| 03.24.2018

Partying for a purpose — Moscow Mardi Gras won’t have a parade this year, evening events still raise money for youth


In late February, Moscow’s Main Street hosted a Mardi Gras parade every year, no matter how cold it was.

But due to costs, there will be no daytime events for this year’s Moscow Mardi Gras celebration. The evening will still be filled with fun, live music and charity for local youth programs, though.

“We’re not going full force this Mardi Gras, that way we can take this next year and really reach out,” said Genevieve Bode, director of the Moscow Mardi Gras organization.

Bode said Moscow Mardi Gras will be held at several venues 9 p.m. March 4 in downtown Moscow. Local bars Mingles, John’s Alley and the Garden Lounge will have live music and the 1912 Center will host a TabiKat Drag Show for individuals under 21. Tickets are $10 in advance and $15 at the door and all proceeds go to local youth programs.

“I want to say we gave about $5,000 or $6,000 last year, which is actually down from what we normally do,” Bode said. “The year before was about seven and the year before that was 12. The attendance of Moscow Mardi Gras has really been declining. People don’t go out to the bars like they used to.”

Because of the decline in ticket sales, Bode said they are undergoing major changes, such as changing the name of the charitable organization from Moscow Mardi Gras to along the lines of the Palouse Youth Project. She said they want to have more fundraising events over the course of the year and thinks the name will make the organization more inviting to business and community partners.

She said some people don’t understand the purpose of the evening’s festivities.

“It’s a charity event. We are raising money for a purpose. That’s part of the reason it’s been down in attendance is people think ‘Oh it’s just a party. We have to pay to go to the bars,’ and people don’t want to do that, but what they don’t realize is that the money’s actually for reason.”

The Garden Lounge has live music only once a year, and the bar’s manager Nick Penoncello said that night is Moscow Mardi Gras.

“It feels different,” Penoncello said. “People are partying and having a good time but the main point that everyone wants to get across is it’s for youth charity.”

Penoncello said he has talked with Bode about the decline in ticket sales and the changing bar culture in Moscow. He attributes the lower numbers at bars to the greater number of restaurants on Main Street which serves beer and wine.

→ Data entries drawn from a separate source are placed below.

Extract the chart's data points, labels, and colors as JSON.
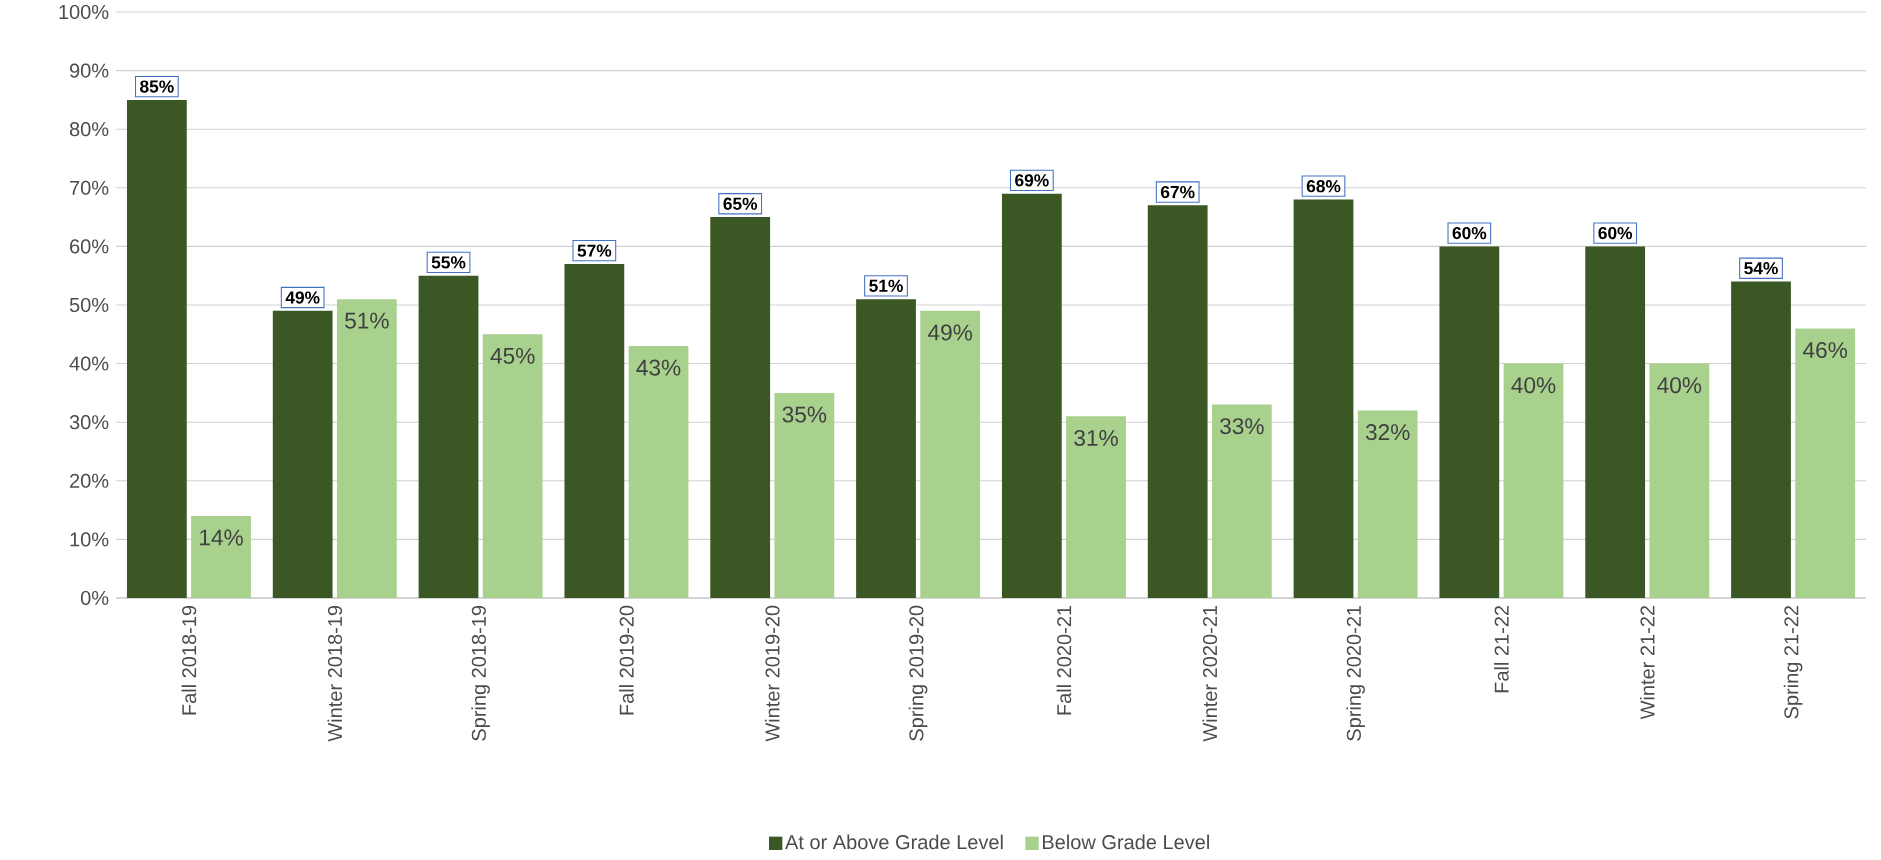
{
  "chart_data": {
    "type": "bar",
    "categories": [
      "Fall 2018-19",
      "Winter 2018-19",
      "Spring 2018-19",
      "Fall 2019-20",
      "Winter 2019-20",
      "Spring 2019-20",
      "Fall 2020-21",
      "Winter 2020-21",
      "Spring 2020-21",
      "Fall 21-22",
      "Winter 21-22",
      "Spring 21-22"
    ],
    "series": [
      {
        "name": "At or Above Grade Level",
        "color": "#3a5724",
        "values": [
          85,
          49,
          55,
          57,
          65,
          51,
          69,
          67,
          68,
          60,
          60,
          54
        ],
        "value_labels": [
          "85%",
          "49%",
          "55%",
          "57%",
          "65%",
          "51%",
          "69%",
          "67%",
          "68%",
          "60%",
          "60%",
          "54%"
        ]
      },
      {
        "name": "Below Grade Level",
        "color": "#a9d18e",
        "values": [
          14,
          51,
          45,
          43,
          35,
          49,
          31,
          33,
          32,
          40,
          40,
          46
        ],
        "value_labels": [
          "14%",
          "51%",
          "45%",
          "43%",
          "35%",
          "49%",
          "31%",
          "33%",
          "32%",
          "40%",
          "40%",
          "46%"
        ]
      }
    ],
    "ylim": [
      0,
      100
    ],
    "yticks": [
      {
        "value": 0,
        "label": "0%"
      },
      {
        "value": 10,
        "label": "10%"
      },
      {
        "value": 20,
        "label": "20%"
      },
      {
        "value": 30,
        "label": "30%"
      },
      {
        "value": 40,
        "label": "40%"
      },
      {
        "value": 50,
        "label": "50%"
      },
      {
        "value": 60,
        "label": "60%"
      },
      {
        "value": 70,
        "label": "70%"
      },
      {
        "value": 80,
        "label": "80%"
      },
      {
        "value": 90,
        "label": "90%"
      },
      {
        "value": 100,
        "label": "100%"
      }
    ],
    "grid": "y",
    "legend": "bottom"
  }
}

Tickets are sold at the three participating bars and at Safari Pearl for $10. They can also be purchased at the door for $15. One ticket is good for all the venues.

Penoncello said he looks forward to a bigger and more focused Moscow Mardi Gras in the future.
“The kids just want to do the drinking and seeing boobs and whatever they do, but the money is for youth charity and it’s based on the real Mardi Gras,” Penoncello said.